Marked crosswalks are designed to protect pedestrians, but they appear to be doing just the opposite for older adults at one type of intersection.
Older pedestrians are 3.6 times more likely to be hit if the crosswalk is at an intersection with no stop sign or traffic light, new research shows.
"Pedestrians should not get a false sense of security where there is a marked crosswalk. It actually would be safer not to have a crosswalk if there is no signal," said Dr. Thomas Koepsell, director of a study at the Harborview Injury Preven-tion and Research Center at the University of Washington in Seattle, Wash., whose research was published recently in the Journal of the American Medical Association.

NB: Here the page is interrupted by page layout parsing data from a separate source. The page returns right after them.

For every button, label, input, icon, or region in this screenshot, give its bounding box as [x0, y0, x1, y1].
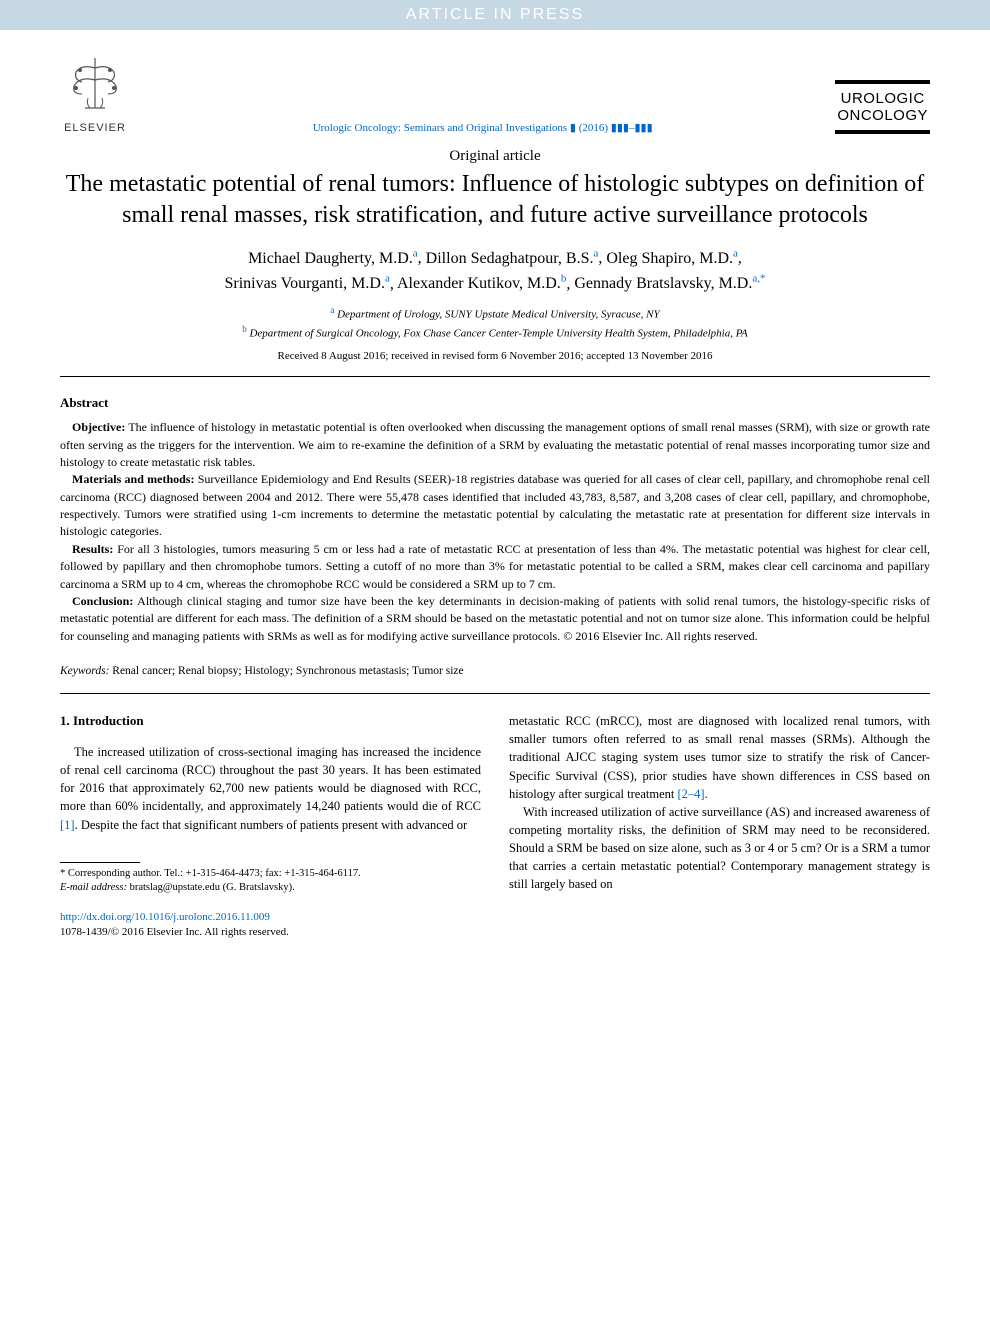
corresponding-star-icon: * — [760, 273, 766, 285]
elsevier-name: ELSEVIER — [64, 122, 126, 134]
article-title: The metastatic potential of renal tumors… — [60, 169, 930, 231]
journal-reference-link[interactable]: Urologic Oncology: Seminars and Original… — [130, 121, 835, 134]
doi-link[interactable]: http://dx.doi.org/10.1016/j.urolonc.2016… — [60, 911, 270, 923]
intro-para-1: The increased utilization of cross-secti… — [60, 743, 481, 834]
author-4: Alexander Kutikov, M.D.b — [397, 275, 566, 292]
corresponding-footnote: * Corresponding author. Tel.: +1-315-464… — [60, 867, 481, 896]
keywords-list: Renal cancer; Renal biopsy; Histology; S… — [109, 665, 463, 677]
affiliation-b: b Department of Surgical Oncology, Fox C… — [60, 323, 930, 342]
corresponding-email-line: E-mail address: bratslag@upstate.edu (G.… — [60, 881, 481, 896]
author-2: Oleg Shapiro, M.D.a — [606, 250, 738, 267]
intro-para-3: With increased utilization of active sur… — [509, 803, 930, 894]
author-5: Gennady Bratslavsky, M.D.a,* — [574, 275, 765, 292]
author-1: Dillon Sedaghatpour, B.S.a — [426, 250, 599, 267]
citation-2-4[interactable]: [2–4] — [677, 787, 704, 801]
header-row: ELSEVIER Urologic Oncology: Seminars and… — [0, 30, 990, 142]
article-in-press-banner: ARTICLE IN PRESS — [0, 0, 990, 30]
journal-title-line1: UROLOGIC — [837, 90, 928, 107]
keywords-label: Keywords: — [60, 665, 109, 677]
abstract-results: Results: For all 3 histologies, tumors m… — [60, 541, 930, 593]
divider-bottom — [60, 693, 930, 694]
intro-para-2: metastatic RCC (mRCC), most are diagnose… — [509, 712, 930, 803]
authors-block: Michael Daugherty, M.D.a, Dillon Sedagha… — [60, 245, 930, 296]
article-dates: Received 8 August 2016; received in revi… — [60, 350, 930, 362]
citation-1[interactable]: [1] — [60, 818, 75, 832]
elsevier-logo: ELSEVIER — [60, 50, 130, 134]
intro-heading: 1. Introduction — [60, 712, 481, 731]
author-0: Michael Daugherty, M.D.a — [248, 250, 418, 267]
right-column: metastatic RCC (mRCC), most are diagnose… — [509, 712, 930, 896]
abstract-conclusion: Conclusion: Although clinical staging an… — [60, 593, 930, 645]
abstract-methods: Materials and methods: Surveillance Epid… — [60, 471, 930, 541]
left-column: 1. Introduction The increased utilizatio… — [60, 712, 481, 896]
abstract-body: Objective: The influence of histology in… — [60, 419, 930, 645]
keywords-block: Keywords: Renal cancer; Renal biopsy; Hi… — [60, 665, 930, 677]
article-type: Original article — [60, 148, 930, 165]
journal-title-line2: ONCOLOGY — [837, 107, 928, 124]
copyright-line: 1078-1439/© 2016 Elsevier Inc. All right… — [60, 926, 289, 938]
affiliations-block: a Department of Urology, SUNY Upstate Me… — [60, 304, 930, 342]
author-3: Srinivas Vourganti, M.D.a — [225, 275, 390, 292]
abstract-objective: Objective: The influence of histology in… — [60, 419, 930, 471]
footnote-divider — [60, 862, 140, 863]
page-footer: http://dx.doi.org/10.1016/j.urolonc.2016… — [0, 896, 990, 971]
abstract-heading: Abstract — [60, 395, 930, 411]
corresponding-tel-fax: * Corresponding author. Tel.: +1-315-464… — [60, 867, 481, 882]
divider-top — [60, 376, 930, 377]
affiliation-a: a Department of Urology, SUNY Upstate Me… — [60, 304, 930, 323]
article-content: Original article The metastatic potentia… — [0, 148, 990, 896]
body-two-column: 1. Introduction The increased utilizatio… — [60, 712, 930, 896]
elsevier-tree-icon — [60, 50, 130, 120]
journal-title-box: UROLOGIC ONCOLOGY — [835, 80, 930, 134]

Koepsell, a professor of epidemiology, said many older adults may have slower walking times and are less agile to dodge an oncoming vehicle. They should be especially cautious when crossing the street at high-risk locations, according to Koepsell and his colleagues at UW, UCLA and the Centers for Disease Control and Preven-tion.
Older pedestrians, especially, would be much safer crossing where there is a stop sign or signal, the researchers said.
Pedestrian-vehicle accidents killed 4,739 people in the United States in 2000, and one-fifth of them were people age 65 and older. Older adults have the highest pedestrian fatality rate.
The researchers studied 282 sites where a pedestrian age 65 or older had been struck, from 1995 to 1999, in Seattle, Tacoma, Everett and Bellevue in Washington state, and West Los Angeles and Long Beach, Calif. They matched and compared them with 564 nearby sites and allowed for variations in pedestrian and vehicle flow, crossing length and signals.
Koepsell said the study results should serve as a warning for older pedestrians and provide data for traffic engineers deciding how to place crosswalk marking.